« Cela fait de nombreuses années que nous avons mis en place tout une série de programmes, de projets et d’initiatives d’accompagnement pour aider les autorités malgaches dans leurs fonctions règlementaires et de contrôle, mais aussi pour aider les opérateurs économiques et agricole à se mettre au niveau des normes sanitaire et phytosanitaire », a déclaré Roland Kobia, Ambassadeur de l’Union européenne (UE) lors d’un atelier technique à ce sujet qui s’est tenu au sein de l’Ecole supérieure des sciences agronomiques (ESSA) à Ankatso hier.
Il a souligné que l’Union européenne exécute ces programmes soit au travers de moyen financier ou d’assistance technique. L’objectif étant d’accompagner Madagascar dans le renforcement de la sécurité de ses produits pour protéger ses citoyens et conquérir le marché international.
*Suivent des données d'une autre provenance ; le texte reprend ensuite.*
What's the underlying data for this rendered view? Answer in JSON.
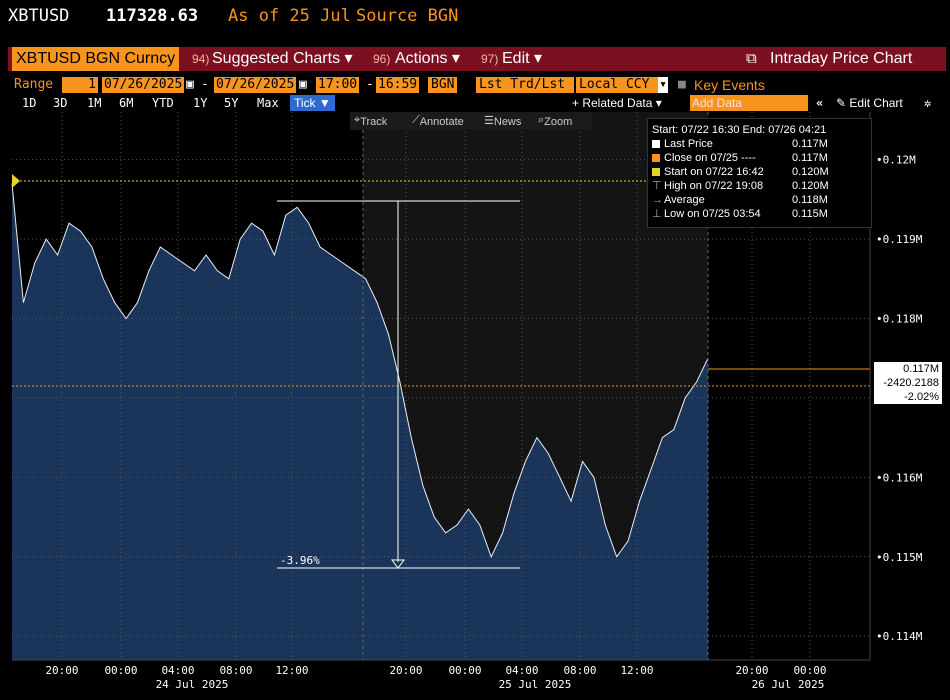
{
  "header": {
    "ticker": "XBTUSD",
    "price": "117328.63",
    "as_of": "As of 25 Jul",
    "source": "Source BGN"
  },
  "toolbar": {
    "security": "XBTUSD BGN Curncy",
    "suggested_num": "94)",
    "suggested_label": "Suggested Charts",
    "actions_num": "96)",
    "actions_label": "Actions",
    "edit_num": "97)",
    "edit_label": "Edit",
    "caret": "▾",
    "title": "Intraday Price Chart"
  },
  "range": {
    "label": "Range",
    "period_value": "1",
    "start_date": "07/26/2025",
    "dash": "-",
    "end_date": "07/26/2025",
    "start_time": "17:00",
    "end_time": "16:59",
    "source": "BGN",
    "field": "Lst Trd/Lst P:",
    "currency": "Local CCY",
    "key_events": "Key Events"
  },
  "periods": {
    "items": [
      "1D",
      "3D",
      "1M",
      "6M",
      "YTD",
      "1Y",
      "5Y",
      "Max"
    ],
    "tick": "Tick ▼",
    "related": "+ Related Data",
    "add_data_placeholder": "Add Data",
    "edit_chart": "Edit Chart"
  },
  "chart_tools": {
    "track": "Track",
    "annotate": "Annotate",
    "news": "News",
    "zoom": "Zoom"
  },
  "legend": {
    "range_text": "Start: 07/22 16:30 End: 07/26 04:21",
    "rows": [
      {
        "label": "Last Price",
        "value": "0.117M",
        "color": "#ffffff"
      },
      {
        "label": "Close on 07/25 ----",
        "value": "0.117M",
        "color": "#f7941d"
      },
      {
        "label": "Start on 07/22 16:42",
        "value": "0.120M",
        "color": "#e8d22a"
      },
      {
        "label": "High on 07/22 19:08",
        "value": "0.120M",
        "color": ""
      },
      {
        "label": "Average",
        "value": "0.118M",
        "color": ""
      },
      {
        "label": "Low on 07/25 03:54",
        "value": "0.115M",
        "color": ""
      }
    ]
  },
  "last_tags": {
    "price": "0.117M",
    "change": "-2420.2188",
    "pct": "-2.02%"
  },
  "annotation": {
    "drawdown_label": "-3.96%"
  },
  "chart_data": {
    "type": "area",
    "series": [
      {
        "name": "Last Price",
        "values": [
          0.1197,
          0.1182,
          0.1187,
          0.119,
          0.1188,
          0.1192,
          0.1191,
          0.1189,
          0.1185,
          0.1182,
          0.118,
          0.1182,
          0.1186,
          0.1189,
          0.1188,
          0.1187,
          0.1186,
          0.1188,
          0.1186,
          0.1185,
          0.119,
          0.1192,
          0.1191,
          0.1188,
          0.1193,
          0.1194,
          0.1192,
          0.1189,
          0.1188,
          0.1187,
          0.1186,
          0.1185,
          0.1182,
          0.1178,
          0.1172,
          0.1165,
          0.1159,
          0.1155,
          0.1153,
          0.1154,
          0.1156,
          0.1154,
          0.115,
          0.1153,
          0.1158,
          0.1162,
          0.1165,
          0.1163,
          0.116,
          0.1157,
          0.1162,
          0.116,
          0.1154,
          0.115,
          0.1152,
          0.1157,
          0.1161,
          0.1165,
          0.1166,
          0.117,
          0.1172,
          0.1175
        ]
      }
    ],
    "ylim": [
      0.1137,
      0.1206
    ],
    "y_ticks": [
      "0.12M",
      "0.119M",
      "0.118M",
      "0.117M",
      "0.116M",
      "0.115M",
      "0.114M"
    ],
    "x_ticks": [
      "20:00",
      "00:00",
      "04:00",
      "08:00",
      "12:00",
      "20:00",
      "00:00",
      "04:00",
      "08:00",
      "12:00",
      "20:00",
      "00:00"
    ],
    "date_labels": [
      "24 Jul 2025",
      "25 Jul 2025",
      "26 Jul 2025"
    ],
    "grid": true
  },
  "colors": {
    "accent": "#f7941d",
    "toolbar_bg": "#7a1020",
    "area_fill": "#1b3459",
    "tick_blue": "#2d6bd1"
  }
}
Dans le cadre de la Semaine de l’Europe à Madagascar, le Bureau des Normes de Madagascar, les autorités compétentes et le secteur privé ont échangé au cours de cet atelier notamment pour identifier les actions clés en matière de sécurité alimentaire. Il s’agit entre autres de poser les bases d’une croissance durable, créatrice d’emplois et de richesses. « D’autant plus que c’est un sujet qui cadre parfaitement dans la Politique Générale de l’Etat qui est d’augmenter le commerce, de créer des emplois, mais aussi de s’orienter vers plus de croissance dans le pays », a indiqué l’Ambassadeur de l’UE.
Elargir les opportunités
Il a également précisé que ces normes en question sont la clé d’entrée de toute une série de marchés mondiaux surtout pour les produits agricoles et halieutiques en citant la vanille, les épices, les légumes secs… « Madagascar pourrait exporter beaucoup plus. Pas seulement en Europe, mais aussi dans la sous région dans l’Océan Indien s’il se mettait aux normes internationales », a-t-il avancé tout en notant que le pays doit faire des efforts pour se mettre au niveau afin de s’adapter à ces normes qui ouvrent des portes non seulement au niveau de l’Europe, mais aussi dans le monde.
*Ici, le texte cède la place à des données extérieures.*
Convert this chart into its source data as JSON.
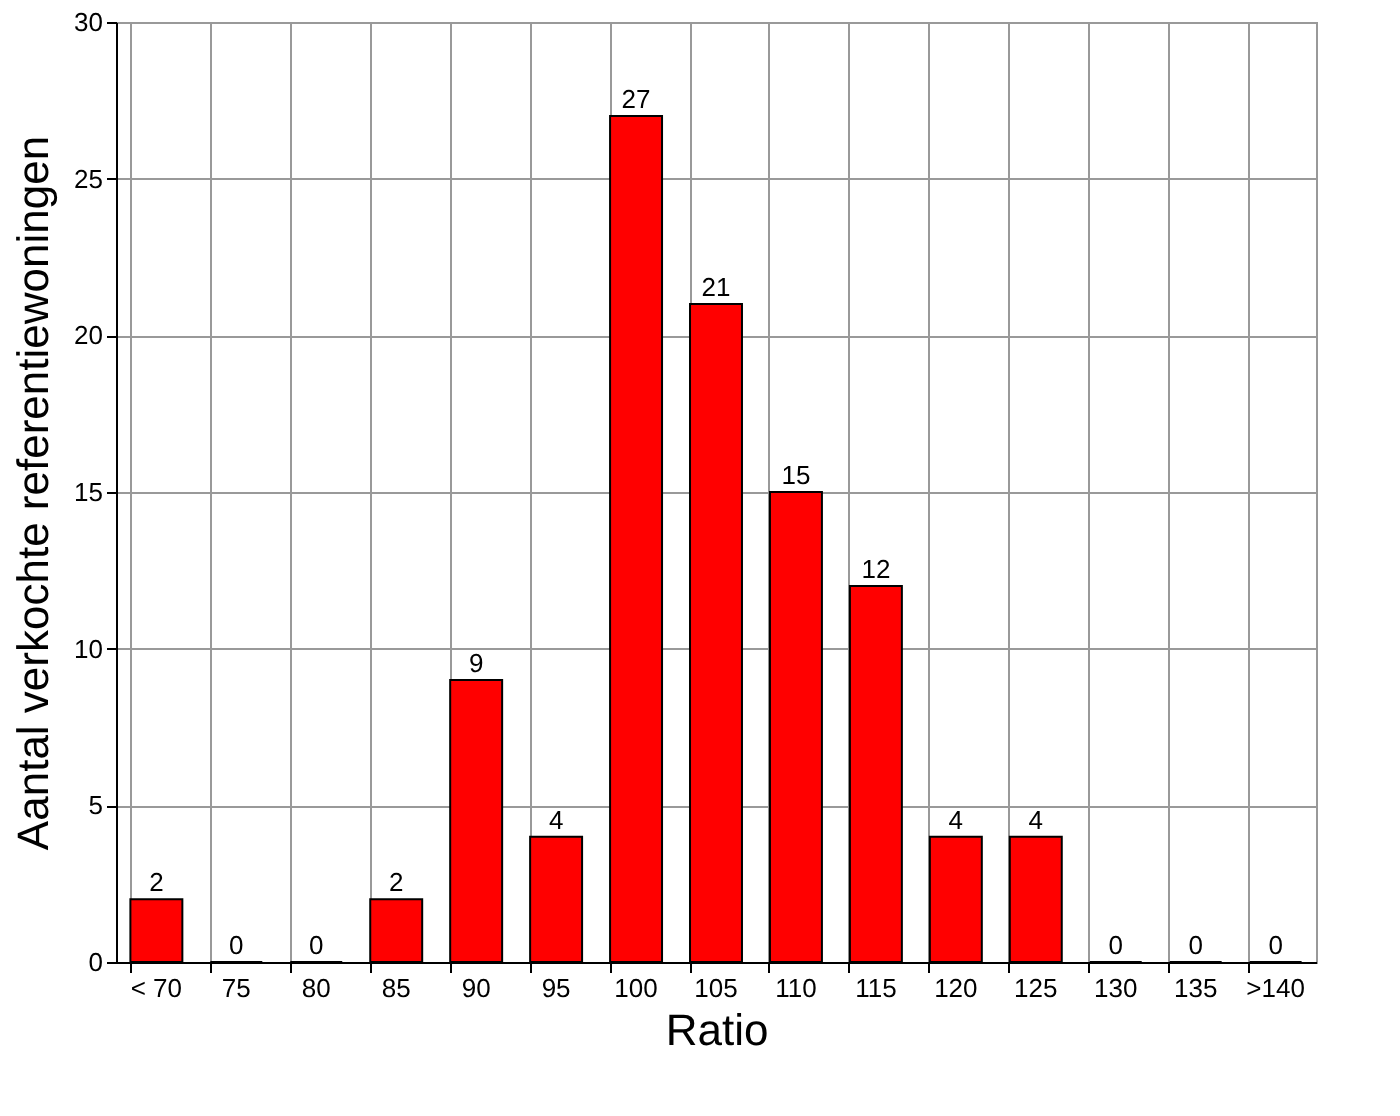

L’Ambassadeur a jugé important de signaler que l’ensemble des pays du monde, notamment des grands pays asiatiques, sont de plus en plus exigeants en matière d’exportations dans leur pays. « Cela montre qu’il y a une prise de conscience à grande échelle, ce qui fait que la protection des consommateurs santé publique est d’une importance primordiale», a-t-il insisté.
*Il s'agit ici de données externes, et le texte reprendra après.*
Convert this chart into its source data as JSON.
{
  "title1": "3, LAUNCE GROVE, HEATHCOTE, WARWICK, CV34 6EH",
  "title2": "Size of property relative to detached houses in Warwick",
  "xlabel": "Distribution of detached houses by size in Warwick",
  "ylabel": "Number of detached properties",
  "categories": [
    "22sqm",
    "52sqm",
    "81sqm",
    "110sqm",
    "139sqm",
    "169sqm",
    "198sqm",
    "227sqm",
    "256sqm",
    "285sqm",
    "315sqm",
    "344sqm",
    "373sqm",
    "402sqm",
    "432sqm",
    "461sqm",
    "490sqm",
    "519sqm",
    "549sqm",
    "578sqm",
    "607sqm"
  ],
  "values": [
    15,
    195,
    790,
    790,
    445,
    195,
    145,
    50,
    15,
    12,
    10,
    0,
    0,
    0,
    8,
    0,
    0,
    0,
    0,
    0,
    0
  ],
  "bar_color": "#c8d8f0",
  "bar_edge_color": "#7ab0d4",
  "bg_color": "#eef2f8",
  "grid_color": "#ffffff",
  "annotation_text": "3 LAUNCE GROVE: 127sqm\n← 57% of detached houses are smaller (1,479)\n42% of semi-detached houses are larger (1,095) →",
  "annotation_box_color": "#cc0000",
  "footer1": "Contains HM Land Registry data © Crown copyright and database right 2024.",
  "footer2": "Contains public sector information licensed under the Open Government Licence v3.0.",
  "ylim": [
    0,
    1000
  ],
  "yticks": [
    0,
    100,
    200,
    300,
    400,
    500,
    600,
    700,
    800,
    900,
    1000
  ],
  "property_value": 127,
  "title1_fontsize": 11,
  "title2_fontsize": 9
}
Il a conclu en annonçant qu’au dernier trimestre de 2026, une mission de l’UE viendra à Madagascar pour faire un audit des conditions phytosanitaires dans l’agriculture. Ce sera une occasion pour le pays de constater si les travaux réalisés ont atteint les objectifs fixés, mais aussi de faire un état des lieux de sa situation et d’apporter des améliorations.